Important chest radiography findings associated with pulmonary tuberculosis include miliary nodules (<2 mm) and pulmonary cavitation (Fig. 2) [8, 19, 20]. Air space consolidation is a very nonspecific finding in primary pulmonary tuberculosis, but in combination with hilar or mediastinal lymphadenopathy is associated with pulmonary tuberculosis. Pleural effusions are uncommon in infants and young children with pulmonary tuberculosis, and more common in children >5 years of age. Pleural effusions are usually isolated, though 20% to 40% of children may present with associated parenchymal infiltrate or hilar or mediastinal lymphadenopathy [15].
US of the mediastinum is an alternative to chest radiograph in identifying lymph nodes and diagnosing pulmonary tuberculosis, especially in a resource-limited setting where sonography may be the only imaging modality. Furthermore, US has no radiation risk to children [21]. Bosch-Marcet et al. [22] found that 67% of children with pulmonary tuberculosis who had normal chest radiographs had lymphadenopathy on mediastinal US. Moseme et al. [21] used US to find lymph- adenopathy in 40% of children up to 13 years of age with proven or suspected pulmonary tuberculosis.
Abdominal tuberculosis and HIV coinfection
In contrast to adults, abdominal tuberculosis is uncommon in children with a reported incidence of 10% in those younger than 10 years of age and concomitant pulmonary tuberculosis in 1–5% of cases [23]. The scant paediatric literature on extrapulmonary tuberculosis does not indicate differences in frequency (with the exception of central nervous system tuberculosis) or location in HIV seropositive versus seronegative patients [24]. Therefore, overlap in the imaging findings in both these populations exist. Tuberculosis and HIV coinfection, however, results in more rapid disease evolution and higher mortality. The insidious onset of tuberculosis and its variable clinical features confounds or delays diagnosis with unnecessary laparotomy in some instances or fatality. The clinical presentation may mimic other infectious, inflammatory diseases or malignancy compounding the diagnostic dilemma [18].
Abdominal tuberculosis is purported to result from haematogenous seeding from primarily pulmonary or other sites or via lymphatic spread from involved lymph nodes or solid viscera [23]. Abdominal tuberculosis may involve single or multiple sites within the bowel, peritoneum, omentum, lymph nodes and solid organs [18].
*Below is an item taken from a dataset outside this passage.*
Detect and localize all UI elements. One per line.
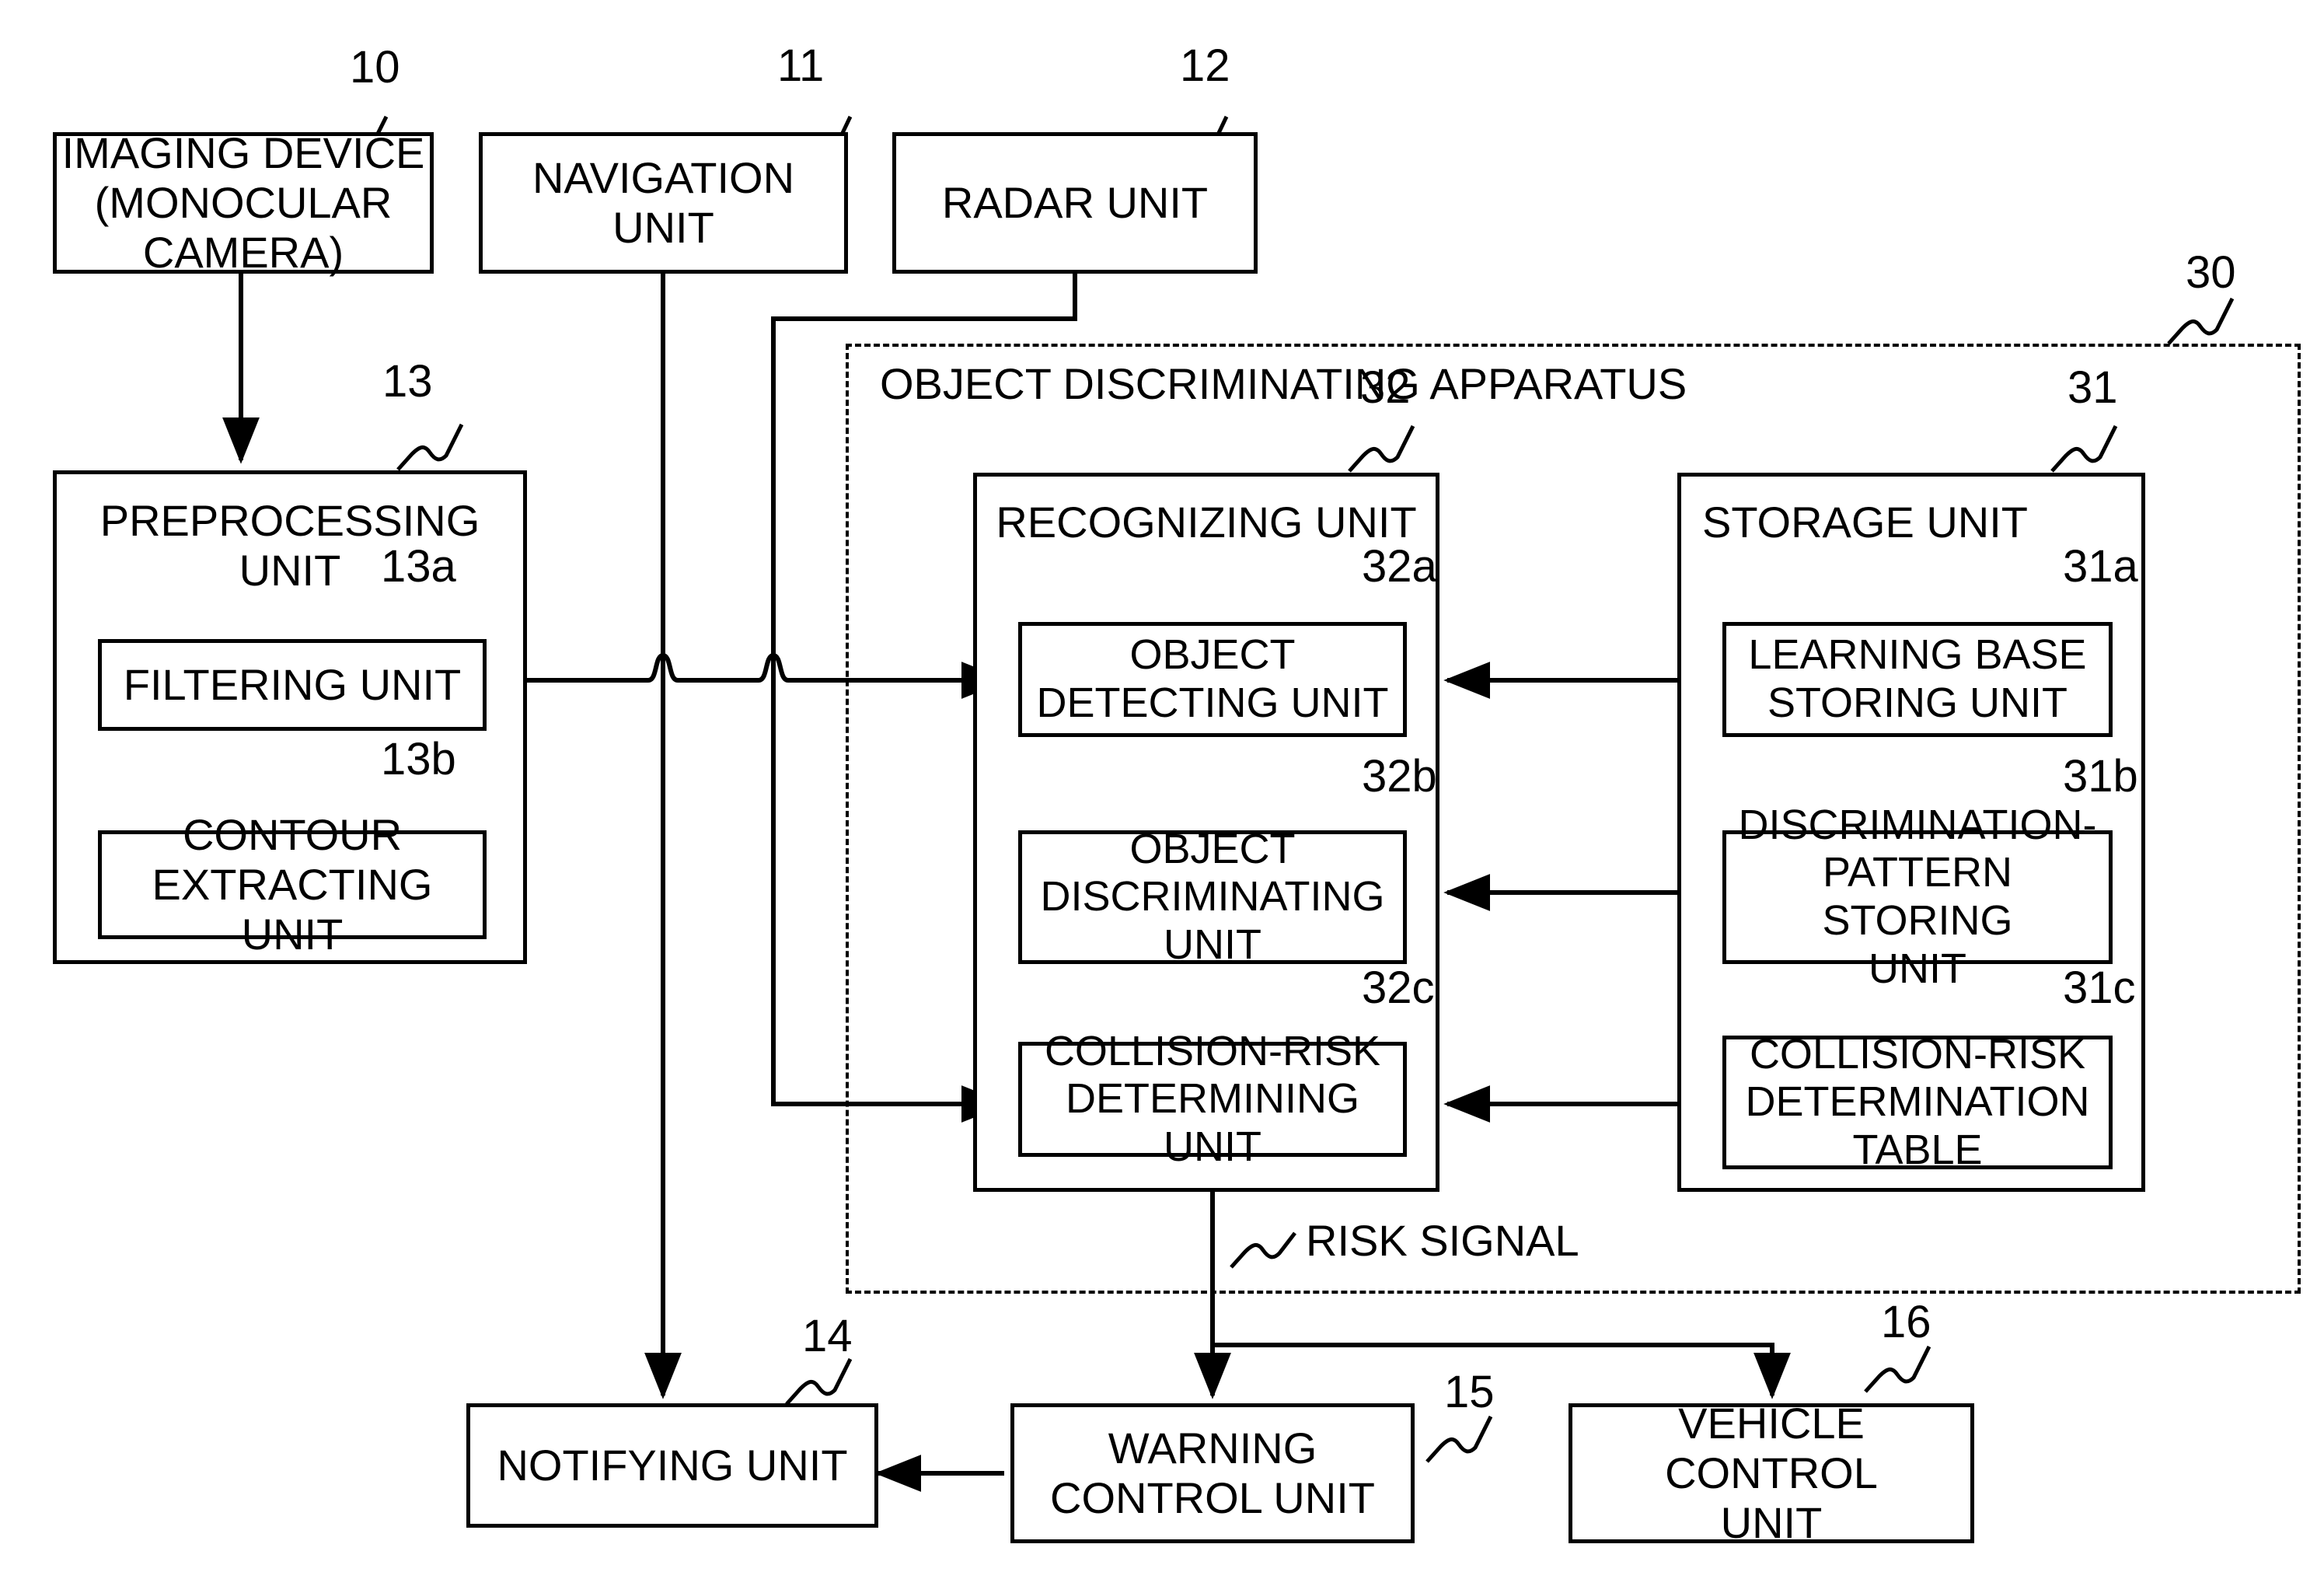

US and CT are the main diagnostic modalities [18]. The most common US findings include ascites and mesenteric lymphadenopathy. Portal and peripancreatic lymphadenopathy may be present [18]. CT better demonstrates high density, loculated or free ascites, lymph node conglomerates and central hypoattenuation of nodes. Whilst peripheral rim enhancement of lymph nodes is highly suggestive of tuberculosis infection, this is not pathognomonic [18]. Tuberculosis lymph- adenopathy may be calcified initially or progressively [25]. Para-aortic lymphadenopathy is more likely in lymphoma compared to mesenteric lymphadenopathy in tuberculosis [26]; however, these conditions may be difficult to distinguish radiologically and coexist in HIV patients.
Inflammatory masses consisting of bowel, omentum and lymphadenopathy (“omental cakes”) can be demonstrated on cross-sectional imaging [25]. A combination of the above features, particularly with rim-enhancing or calcified nodes, is highly suggestive of tuberculosis [18].
Gastrointestinal tuberculosis commonly involves the terminal ileum and caecum indicated by bowel wall thickening on imaging [18]. This may occasionally be demonstrated on CT, as gastrointestinal contrast studies are not routinely performed in children in this scenario [25].
Organomegaly and calcified granulomas are frequently the only findings in abdominal tuberculosis. Visceral tuberculosis in the form of splenic microabscesses and hepatic granulomas are frequently part of disseminated (miliary) tuberculosis or as larger abscesses [18], manifesting as multifocal hypoechogenicities (Fig. 3) or hypodensities (Fig. 4).
Genitourinary tuberculosis is less common with cases of renal cavitation and papillary necrosis described [18]. The kidneys are involved by haematogenous spread.
A high index of suspicion for abdominal tuberculosis in HIV coinfection is warranted in the appropriate clinical setting given the nonspecific clinical presentation and that imaging findings are not pathognomonic.